Redfish Painting Progression September 29 2014, 2 Comments

  

  The weather may be too nasty to fish, but it's pretty perfect for starting another painting. 

  I usually post a photo of a painting about halfway through with the major areas blocked in, and then I don't post anything else until it's almost finished. However, on this newest redfish piece, I'm going to keep taking photos every few steps to show the process (or at least MY process...I'm sure I do some things bass ackwards from the standard, or how you're "supposed to do it"). I haven't always been known to do things the most efficient way, or the most commonsensical way - always learning! 

  The idea I had here was to do a kind of vignette for the background with no real detail or defining lines - just a sparse grass patch here and there and some shadows. I want the main focus to be on the fish; originally I had planned on the fly being a little blue crab, but scratched that as I didn't want it to take away from the fish. So eventually that little paintless patch will turn into a slider. I'll add another picture every few steps - steps can be hours or days apart depending on how fast one layer dries. Oils take a while to dry, and typically lighter colors take longer than darker colors - the more white in a layer, the slower it dries. Taking that into consideration, I try to get my dark layers done first and work to lighter. Waiting for paint to dry so I can keep going is agitating for me to say the least. And as I have found, staring at it does not make the paint dry any faster. 

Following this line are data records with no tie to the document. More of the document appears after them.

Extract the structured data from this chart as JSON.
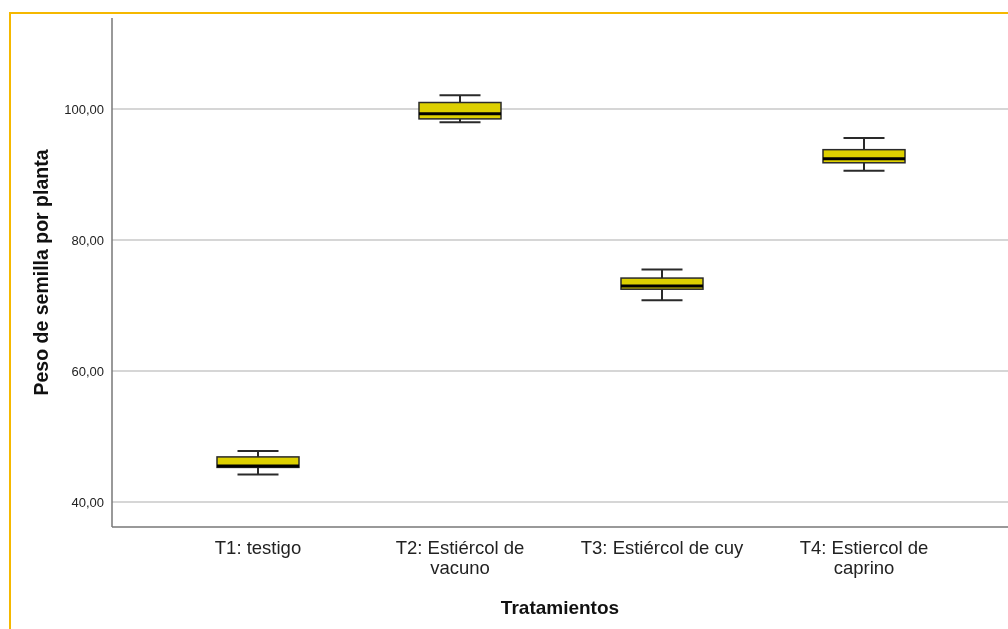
{
  "chart_data": {
    "type": "box",
    "xlabel": "Tratamientos",
    "ylabel": "Peso de semilla por planta",
    "categories": [
      "T1: testigo",
      "T2: Estiércol de vacuno",
      "T3: Estiércol de cuy",
      "T4: Estiercol de caprino"
    ],
    "boxes": [
      {
        "low": 44.2,
        "q1": 45.3,
        "median": 45.5,
        "q3": 46.9,
        "high": 47.8
      },
      {
        "low": 98.0,
        "q1": 98.5,
        "median": 99.3,
        "q3": 101.0,
        "high": 102.1
      },
      {
        "low": 70.8,
        "q1": 72.5,
        "median": 73.0,
        "q3": 74.2,
        "high": 75.5
      },
      {
        "low": 90.6,
        "q1": 91.8,
        "median": 92.4,
        "q3": 93.8,
        "high": 95.6
      }
    ],
    "color": "#ddd000",
    "ylim": [
      36.2,
      113.9
    ],
    "yticks": [
      {
        "value": 40,
        "label": "40,00"
      },
      {
        "value": 60,
        "label": "60,00"
      },
      {
        "value": 80,
        "label": "80,00"
      },
      {
        "value": 100,
        "label": "100,00"
      }
    ],
    "grid": "y"
  }
}
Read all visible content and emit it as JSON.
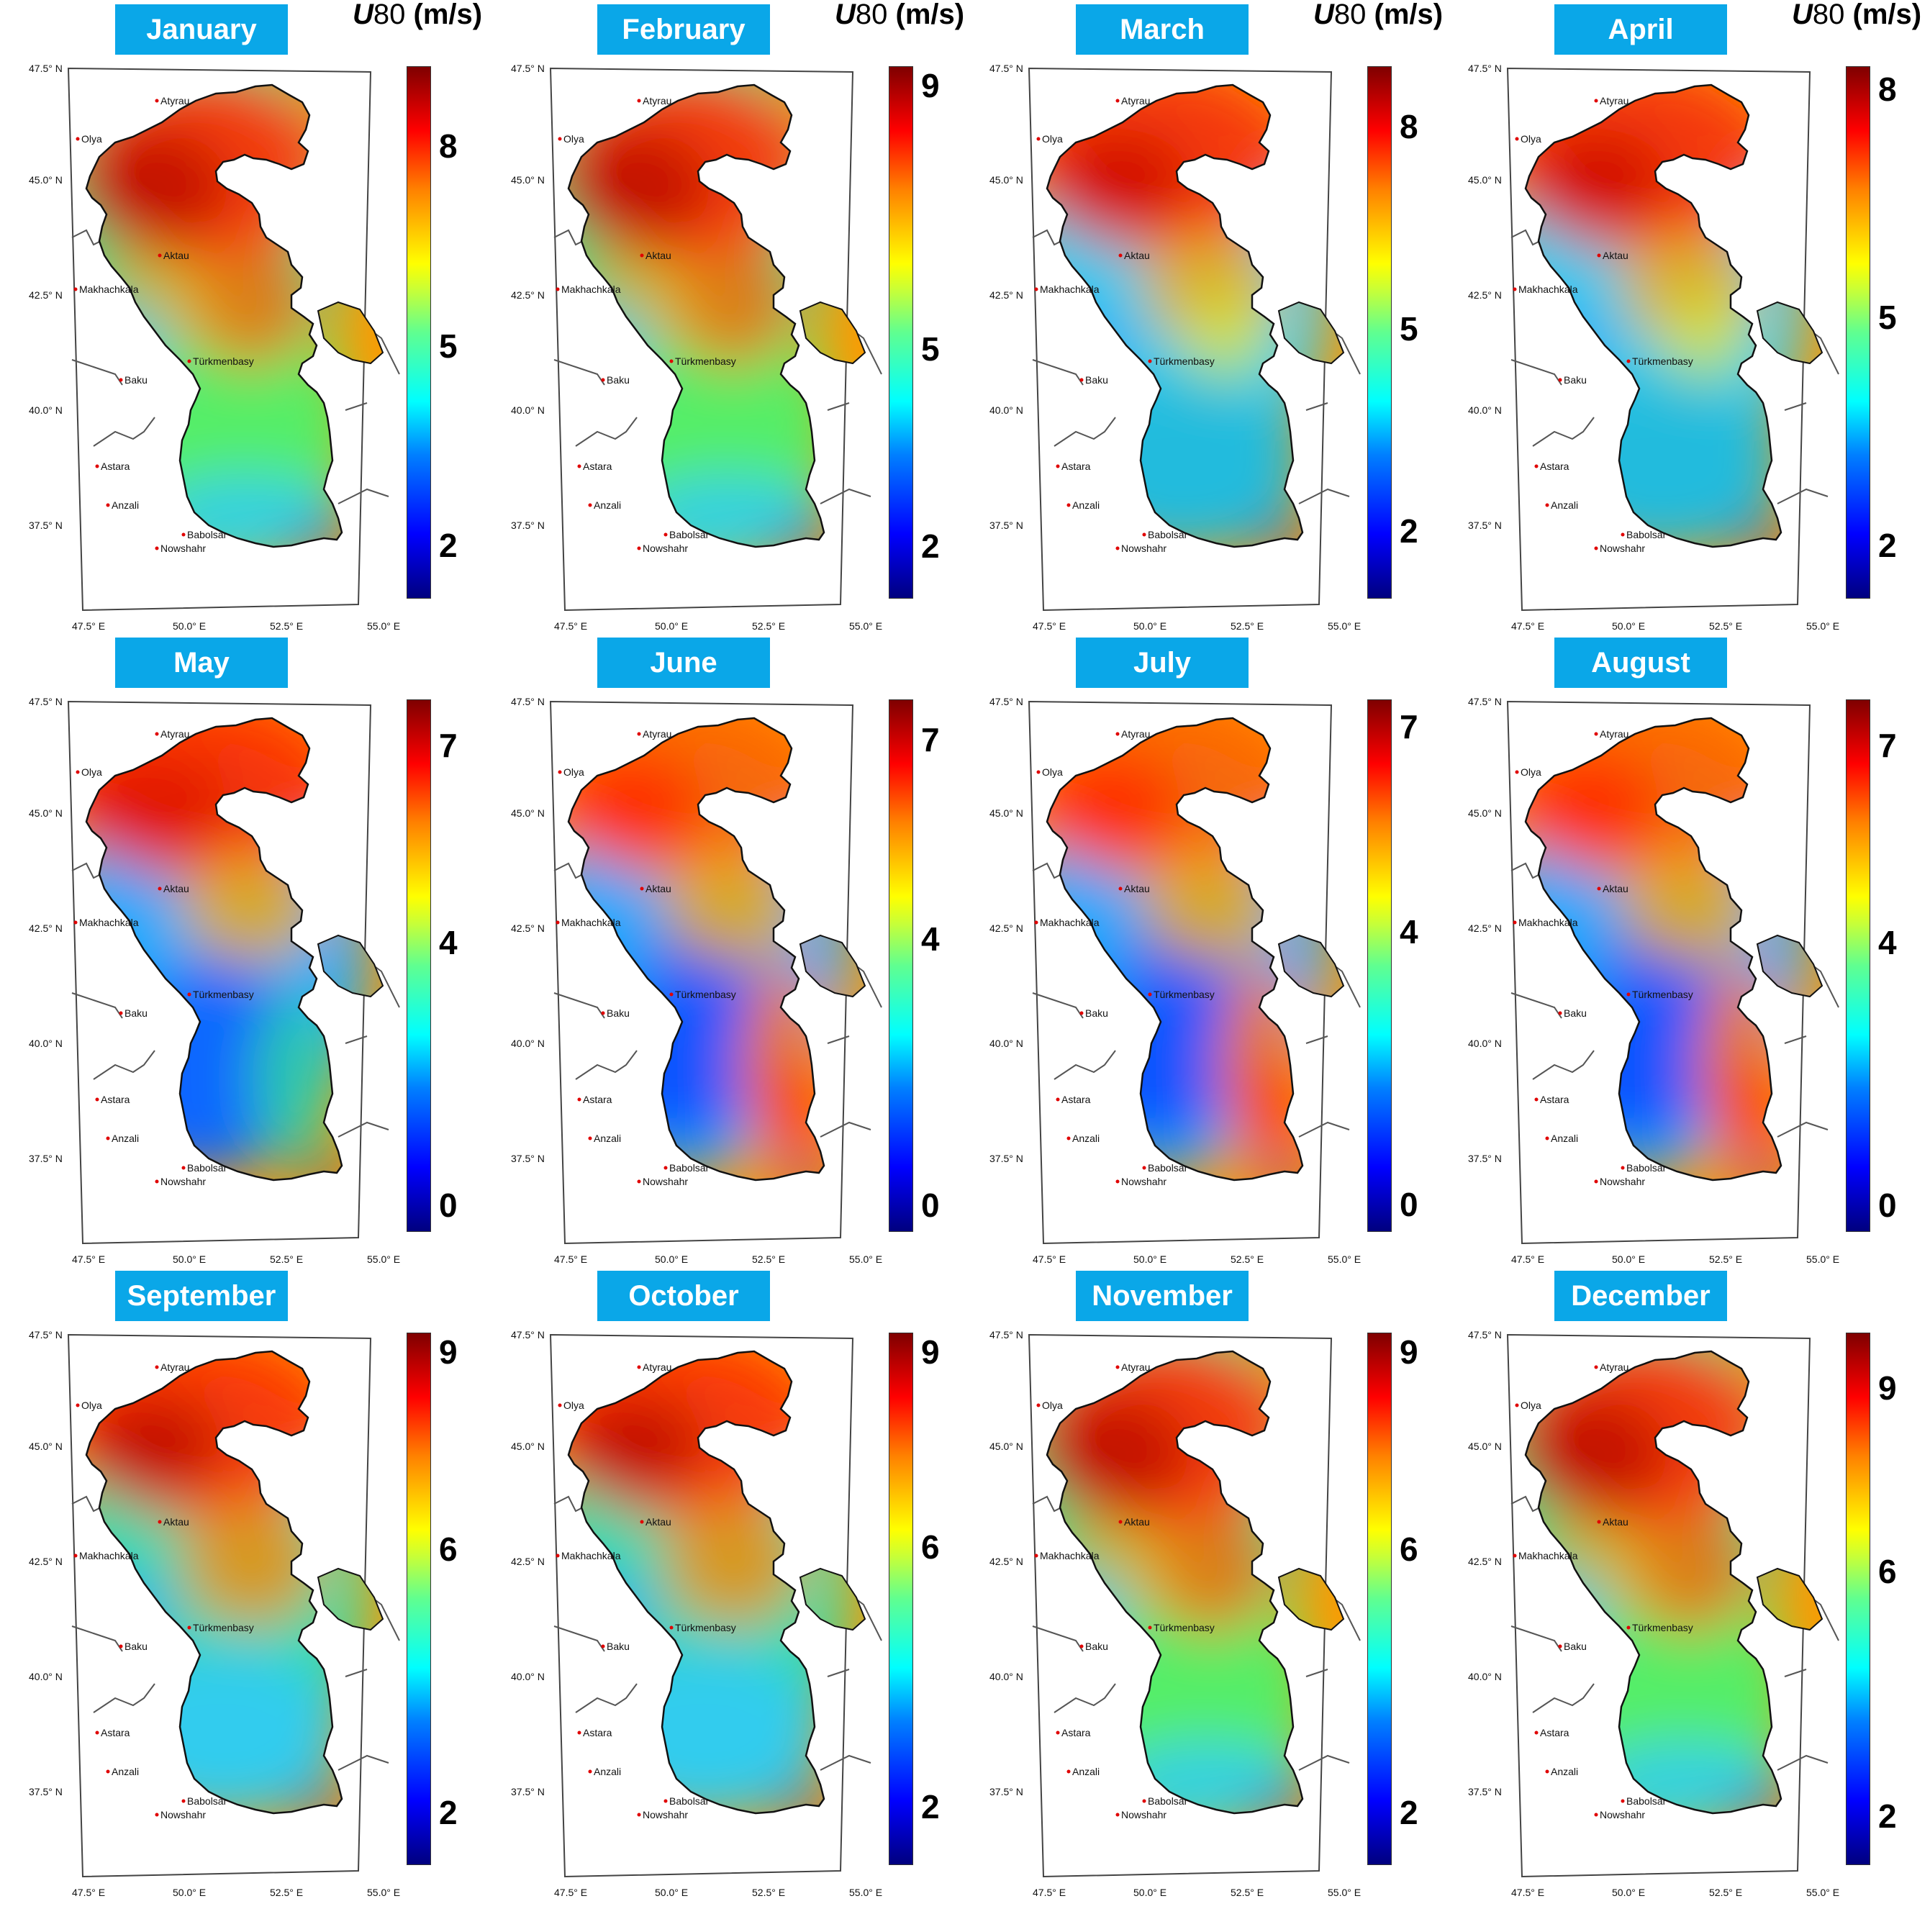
{
  "units_label": {
    "symbol": "U",
    "height": "80",
    "unit": "(m/s)"
  },
  "lat_labels": [
    "47.5° N",
    "45.0° N",
    "42.5° N",
    "40.0° N",
    "37.5° N"
  ],
  "lon_labels": [
    "47.5° E",
    "50.0° E",
    "52.5° E",
    "55.0° E"
  ],
  "cities": [
    "Atyrau",
    "Olya",
    "Aktau",
    "Makhachkala",
    "Türkmenbasy",
    "Baku",
    "Astara",
    "Anzali",
    "Babolsar",
    "Nowshahr"
  ],
  "colormap": "jet",
  "panels": [
    {
      "month": "January",
      "show_units": true,
      "ticks": [
        "8",
        "5",
        "2"
      ],
      "range": [
        1.2,
        9.2
      ],
      "regime": "winter"
    },
    {
      "month": "February",
      "show_units": true,
      "ticks": [
        "9",
        "5",
        "2"
      ],
      "range": [
        1.2,
        9.3
      ],
      "regime": "winter"
    },
    {
      "month": "March",
      "show_units": true,
      "ticks": [
        "8",
        "5",
        "2"
      ],
      "range": [
        1.0,
        8.9
      ],
      "regime": "spring"
    },
    {
      "month": "April",
      "show_units": true,
      "ticks": [
        "8",
        "5",
        "2"
      ],
      "range": [
        1.3,
        8.3
      ],
      "regime": "spring"
    },
    {
      "month": "May",
      "show_units": false,
      "ticks": [
        "7",
        "4",
        "0"
      ],
      "range": [
        -0.4,
        7.7
      ],
      "regime": "summer-early"
    },
    {
      "month": "June",
      "show_units": false,
      "ticks": [
        "7",
        "4",
        "0"
      ],
      "range": [
        -0.4,
        7.6
      ],
      "regime": "summer"
    },
    {
      "month": "July",
      "show_units": false,
      "ticks": [
        "7",
        "4",
        "0"
      ],
      "range": [
        -0.4,
        7.4
      ],
      "regime": "summer"
    },
    {
      "month": "August",
      "show_units": false,
      "ticks": [
        "7",
        "4",
        "0"
      ],
      "range": [
        -0.4,
        7.7
      ],
      "regime": "summer"
    },
    {
      "month": "September",
      "show_units": false,
      "ticks": [
        "9",
        "6",
        "2"
      ],
      "range": [
        1.2,
        9.3
      ],
      "regime": "autumn"
    },
    {
      "month": "October",
      "show_units": false,
      "ticks": [
        "9",
        "6",
        "2"
      ],
      "range": [
        1.1,
        9.3
      ],
      "regime": "autumn"
    },
    {
      "month": "November",
      "show_units": false,
      "ticks": [
        "9",
        "6",
        "2"
      ],
      "range": [
        1.2,
        9.3
      ],
      "regime": "winter"
    },
    {
      "month": "December",
      "show_units": false,
      "ticks": [
        "9",
        "6",
        "2"
      ],
      "range": [
        1.2,
        9.9
      ],
      "regime": "winter"
    }
  ]
}
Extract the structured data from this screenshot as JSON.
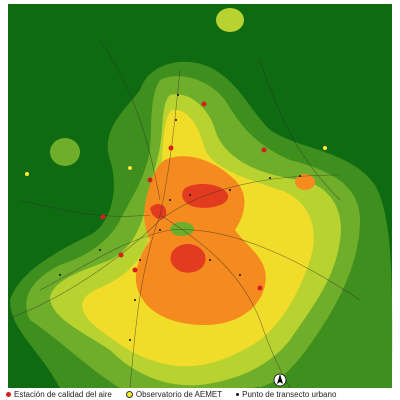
{
  "legend": {
    "items": [
      {
        "label": "Estación de calidad del aire"
      },
      {
        "label": "Observatorio de AEMET"
      },
      {
        "label": "Punto de transecto urbano"
      }
    ]
  }
}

  I've always painted on "normally shaped" canvases, but wanted to try something different and bought this (12"x36") THING. I immediately regretted picking it up when it came down to picking a subject. Took me a little, but finally got a design nailed down that looks at home on it.  

The first image is the concept background I did on the iPad, as a vague idea of what I wanted it to look like. It's going to lighten up from there a little.